“大師兄!”
剛剛走進來的沈玉瑤看見這一幕,趕緊走上前。
“鎖魂咒……破了。”
雲澈擺了擺手,緩緩睜開眼,眼中閃過一抹陰鸷。
他擦去嘴角血迹,聲音冰冷如刀:“好手段。居然能破我雲家秘傳的南疆鎖魂咒,還反噬得我吐血……”
沈玉瑤眼中閃過一絲詫異。
大師兄的實力放眼天下也沒幾人能敵,京城裏居然還有高手?
雲澈調息了片刻後起身,走到一旁的茶座旁,示意沈玉瑤在對面坐下。
“師兄,你沒事吧?”
沈玉瑤握着雲澈遞來的茶杯,語氣擔憂。
雲澈微微一笑,方才的陰冷瞬間消散。
“并無大礙,師妹不必擔心。”他抿了一口茶水,擡眼看向沈玉瑤,“萬壽節上,陛下親授你欽天監正五品監正之職,師妹如今是名正言順的朝廷命官了。”
“都是師兄提攜。”
沈玉瑤低頭。
雲澈語氣溫和:“陸星衍蠢笨,師妹倒是聰慧。”
沈玉瑤握着茶杯的手險些不穩,她驚恐的擡頭,卻見雲澈看着她的眼神盡是寒意。
“大師兄說笑了。”沈玉瑤不敢再直視他那雙仿佛洞察一切的眼睛,慌忙低下頭,“隻不過是幸運得了陛下賞識罷了。”
“師妹的錦鯉命格,放眼整個大梁也找不出第二個。”
雲澈卻淡淡的收回視線,“你算計陸星衍的事情,我可以既往不咎,他連一個鄉下丫頭都對付不了,是他無能。你可不要讓師父失望啊,玉瑤師妹。”

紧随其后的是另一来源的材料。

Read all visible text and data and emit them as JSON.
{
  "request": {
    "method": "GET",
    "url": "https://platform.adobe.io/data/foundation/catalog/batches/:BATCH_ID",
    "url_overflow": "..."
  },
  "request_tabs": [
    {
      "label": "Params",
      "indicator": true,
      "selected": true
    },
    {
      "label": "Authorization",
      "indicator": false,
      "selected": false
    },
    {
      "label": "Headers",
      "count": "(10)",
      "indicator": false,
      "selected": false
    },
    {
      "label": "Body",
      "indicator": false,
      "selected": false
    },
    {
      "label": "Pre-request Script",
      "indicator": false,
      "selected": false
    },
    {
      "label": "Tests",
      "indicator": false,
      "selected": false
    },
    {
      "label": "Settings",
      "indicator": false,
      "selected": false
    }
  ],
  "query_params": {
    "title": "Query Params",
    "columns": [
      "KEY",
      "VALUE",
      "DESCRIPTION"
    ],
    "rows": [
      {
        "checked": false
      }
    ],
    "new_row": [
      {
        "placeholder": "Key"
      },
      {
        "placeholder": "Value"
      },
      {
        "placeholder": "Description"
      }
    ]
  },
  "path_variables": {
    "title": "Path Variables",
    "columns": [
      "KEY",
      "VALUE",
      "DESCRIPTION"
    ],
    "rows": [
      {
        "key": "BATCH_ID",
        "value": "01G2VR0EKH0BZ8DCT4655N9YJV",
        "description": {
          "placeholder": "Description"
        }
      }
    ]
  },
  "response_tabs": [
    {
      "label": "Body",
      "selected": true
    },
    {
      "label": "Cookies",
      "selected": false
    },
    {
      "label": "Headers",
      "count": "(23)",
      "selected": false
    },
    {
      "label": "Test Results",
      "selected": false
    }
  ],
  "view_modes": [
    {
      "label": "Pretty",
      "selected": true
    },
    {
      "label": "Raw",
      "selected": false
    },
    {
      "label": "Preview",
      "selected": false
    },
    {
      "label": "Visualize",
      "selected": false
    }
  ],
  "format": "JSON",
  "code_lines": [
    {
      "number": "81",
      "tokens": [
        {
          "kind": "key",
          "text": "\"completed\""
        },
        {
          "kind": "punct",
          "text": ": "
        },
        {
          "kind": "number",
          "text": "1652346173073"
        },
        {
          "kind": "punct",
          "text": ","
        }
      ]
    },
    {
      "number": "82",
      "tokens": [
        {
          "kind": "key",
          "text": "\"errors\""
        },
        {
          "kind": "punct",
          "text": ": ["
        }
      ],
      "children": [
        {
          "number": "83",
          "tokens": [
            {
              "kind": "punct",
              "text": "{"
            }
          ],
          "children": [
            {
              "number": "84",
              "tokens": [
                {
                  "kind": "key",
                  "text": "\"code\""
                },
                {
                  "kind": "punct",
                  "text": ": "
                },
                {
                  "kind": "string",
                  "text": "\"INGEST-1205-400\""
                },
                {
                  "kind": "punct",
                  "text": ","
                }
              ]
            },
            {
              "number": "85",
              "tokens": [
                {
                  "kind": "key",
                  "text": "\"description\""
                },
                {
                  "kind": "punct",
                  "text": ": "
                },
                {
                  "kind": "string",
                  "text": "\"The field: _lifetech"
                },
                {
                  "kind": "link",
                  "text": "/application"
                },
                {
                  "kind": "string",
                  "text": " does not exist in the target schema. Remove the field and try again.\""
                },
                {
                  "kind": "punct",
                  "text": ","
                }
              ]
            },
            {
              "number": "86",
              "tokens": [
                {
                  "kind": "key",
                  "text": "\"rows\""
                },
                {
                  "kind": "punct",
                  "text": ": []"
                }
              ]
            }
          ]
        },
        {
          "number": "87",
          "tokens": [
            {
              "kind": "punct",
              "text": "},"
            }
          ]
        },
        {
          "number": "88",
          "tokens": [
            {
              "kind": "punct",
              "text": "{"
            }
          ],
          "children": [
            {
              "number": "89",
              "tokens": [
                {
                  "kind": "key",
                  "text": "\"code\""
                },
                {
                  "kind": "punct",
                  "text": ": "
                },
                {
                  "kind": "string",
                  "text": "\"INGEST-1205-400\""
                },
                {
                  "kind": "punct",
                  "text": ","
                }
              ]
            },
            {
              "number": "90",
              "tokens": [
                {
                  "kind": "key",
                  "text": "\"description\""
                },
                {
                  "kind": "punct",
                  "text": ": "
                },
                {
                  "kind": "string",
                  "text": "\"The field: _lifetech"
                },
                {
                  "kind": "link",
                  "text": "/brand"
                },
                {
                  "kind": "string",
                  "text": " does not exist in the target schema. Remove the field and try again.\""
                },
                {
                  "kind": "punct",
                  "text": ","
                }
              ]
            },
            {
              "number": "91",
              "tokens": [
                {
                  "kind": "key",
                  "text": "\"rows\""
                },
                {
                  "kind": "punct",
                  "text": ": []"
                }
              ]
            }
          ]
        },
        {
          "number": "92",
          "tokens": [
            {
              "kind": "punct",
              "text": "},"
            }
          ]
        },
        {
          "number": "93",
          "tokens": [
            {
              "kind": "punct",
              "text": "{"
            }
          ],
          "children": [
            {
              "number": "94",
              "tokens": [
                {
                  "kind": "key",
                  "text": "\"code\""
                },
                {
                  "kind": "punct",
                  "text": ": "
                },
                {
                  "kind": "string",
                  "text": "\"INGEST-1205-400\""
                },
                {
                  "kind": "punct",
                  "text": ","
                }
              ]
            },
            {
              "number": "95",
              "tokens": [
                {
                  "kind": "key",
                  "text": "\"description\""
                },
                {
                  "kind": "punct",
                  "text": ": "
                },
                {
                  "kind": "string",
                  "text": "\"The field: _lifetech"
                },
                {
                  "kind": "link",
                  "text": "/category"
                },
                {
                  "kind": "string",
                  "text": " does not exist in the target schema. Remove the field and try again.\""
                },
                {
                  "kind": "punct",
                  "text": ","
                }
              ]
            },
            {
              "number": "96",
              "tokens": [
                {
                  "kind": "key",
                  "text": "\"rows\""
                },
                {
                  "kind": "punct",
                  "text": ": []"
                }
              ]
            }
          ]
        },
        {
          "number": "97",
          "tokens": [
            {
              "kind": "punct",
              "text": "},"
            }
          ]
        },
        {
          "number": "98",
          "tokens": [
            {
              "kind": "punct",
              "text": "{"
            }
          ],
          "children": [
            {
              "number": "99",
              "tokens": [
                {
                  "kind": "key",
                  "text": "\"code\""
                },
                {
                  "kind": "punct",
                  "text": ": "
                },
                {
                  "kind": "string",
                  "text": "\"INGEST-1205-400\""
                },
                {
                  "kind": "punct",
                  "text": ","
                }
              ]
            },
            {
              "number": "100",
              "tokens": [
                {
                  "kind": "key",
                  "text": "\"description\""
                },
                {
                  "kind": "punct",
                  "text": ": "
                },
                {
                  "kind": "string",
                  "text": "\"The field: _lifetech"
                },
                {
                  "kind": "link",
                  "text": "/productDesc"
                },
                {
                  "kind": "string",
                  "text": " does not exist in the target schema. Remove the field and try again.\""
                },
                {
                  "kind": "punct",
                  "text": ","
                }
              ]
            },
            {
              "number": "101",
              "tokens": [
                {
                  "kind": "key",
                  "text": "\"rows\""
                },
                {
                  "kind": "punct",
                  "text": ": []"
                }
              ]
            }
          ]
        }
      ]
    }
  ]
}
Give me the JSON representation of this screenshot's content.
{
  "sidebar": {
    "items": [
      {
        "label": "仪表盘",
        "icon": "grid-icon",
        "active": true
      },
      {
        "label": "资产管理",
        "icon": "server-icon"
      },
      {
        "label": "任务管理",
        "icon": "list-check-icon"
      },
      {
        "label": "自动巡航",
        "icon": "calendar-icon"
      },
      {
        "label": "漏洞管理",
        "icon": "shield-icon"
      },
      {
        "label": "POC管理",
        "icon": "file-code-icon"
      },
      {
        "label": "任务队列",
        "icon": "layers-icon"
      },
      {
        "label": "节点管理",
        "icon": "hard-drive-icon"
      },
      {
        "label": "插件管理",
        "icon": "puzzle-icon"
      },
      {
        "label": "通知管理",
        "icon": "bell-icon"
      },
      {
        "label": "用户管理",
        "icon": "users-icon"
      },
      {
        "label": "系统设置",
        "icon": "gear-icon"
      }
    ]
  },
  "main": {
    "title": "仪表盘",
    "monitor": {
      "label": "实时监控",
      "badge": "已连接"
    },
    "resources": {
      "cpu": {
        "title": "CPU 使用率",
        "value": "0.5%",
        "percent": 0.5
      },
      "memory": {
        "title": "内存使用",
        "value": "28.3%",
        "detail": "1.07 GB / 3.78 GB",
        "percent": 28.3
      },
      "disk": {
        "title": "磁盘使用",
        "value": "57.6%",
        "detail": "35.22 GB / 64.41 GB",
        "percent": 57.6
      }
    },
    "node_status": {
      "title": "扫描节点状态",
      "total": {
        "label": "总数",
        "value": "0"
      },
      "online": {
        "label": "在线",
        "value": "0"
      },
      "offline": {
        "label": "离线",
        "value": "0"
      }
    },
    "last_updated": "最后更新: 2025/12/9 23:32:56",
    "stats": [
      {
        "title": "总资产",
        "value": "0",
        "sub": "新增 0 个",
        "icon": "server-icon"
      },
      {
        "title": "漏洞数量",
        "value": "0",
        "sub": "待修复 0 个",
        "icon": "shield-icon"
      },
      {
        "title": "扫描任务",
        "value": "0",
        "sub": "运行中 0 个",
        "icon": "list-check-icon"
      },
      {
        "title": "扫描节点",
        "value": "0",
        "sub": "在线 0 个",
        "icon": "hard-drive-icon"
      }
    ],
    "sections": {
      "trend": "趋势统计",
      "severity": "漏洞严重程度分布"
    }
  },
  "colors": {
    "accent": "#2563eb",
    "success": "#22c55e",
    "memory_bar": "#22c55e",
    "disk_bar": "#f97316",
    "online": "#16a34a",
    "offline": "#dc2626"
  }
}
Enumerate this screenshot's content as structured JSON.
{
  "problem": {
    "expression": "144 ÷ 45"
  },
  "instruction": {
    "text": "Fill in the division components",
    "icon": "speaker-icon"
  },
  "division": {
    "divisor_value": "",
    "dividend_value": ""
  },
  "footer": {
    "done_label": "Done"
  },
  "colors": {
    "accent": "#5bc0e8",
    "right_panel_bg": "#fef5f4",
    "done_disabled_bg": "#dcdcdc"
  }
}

沈玉瑤知他是放過自己了,這才敢松口氣,連忙笑道:“師妹自然會比二師兄做的更好。定然不會讓師父失望。”
“從前是陸星衍打理天機閣。”
雲澈頓了頓,從袖中取出一枚烏木令牌,輕輕放在案幾上。
令牌通體漆黑,正面刻着“天機”二字,背面是欽天監的官印。
“從今日起,天機閣全權交由你打理。”雲澈的聲音依舊溫和,卻帶着不容置疑的意味,“閣中所有人手、賬目、庫存,都由你調度。往後每月隻需将三成利潤上交欽天監公賬,其餘……師妹自行處置便是。”
沈玉瑤眼睛一亮。
“多謝師兄信任!”她強壓下心中狂喜,雙手接過令牌,“玉瑤必不負所托。”
“我信你。”雲澈端起茶盞,輕啜一口,忽然像是想起什麽,“對了,前幾日聽聞……京城新開了家鋪子,叫什麽‘聽風樓’,做的也是玄學生意?”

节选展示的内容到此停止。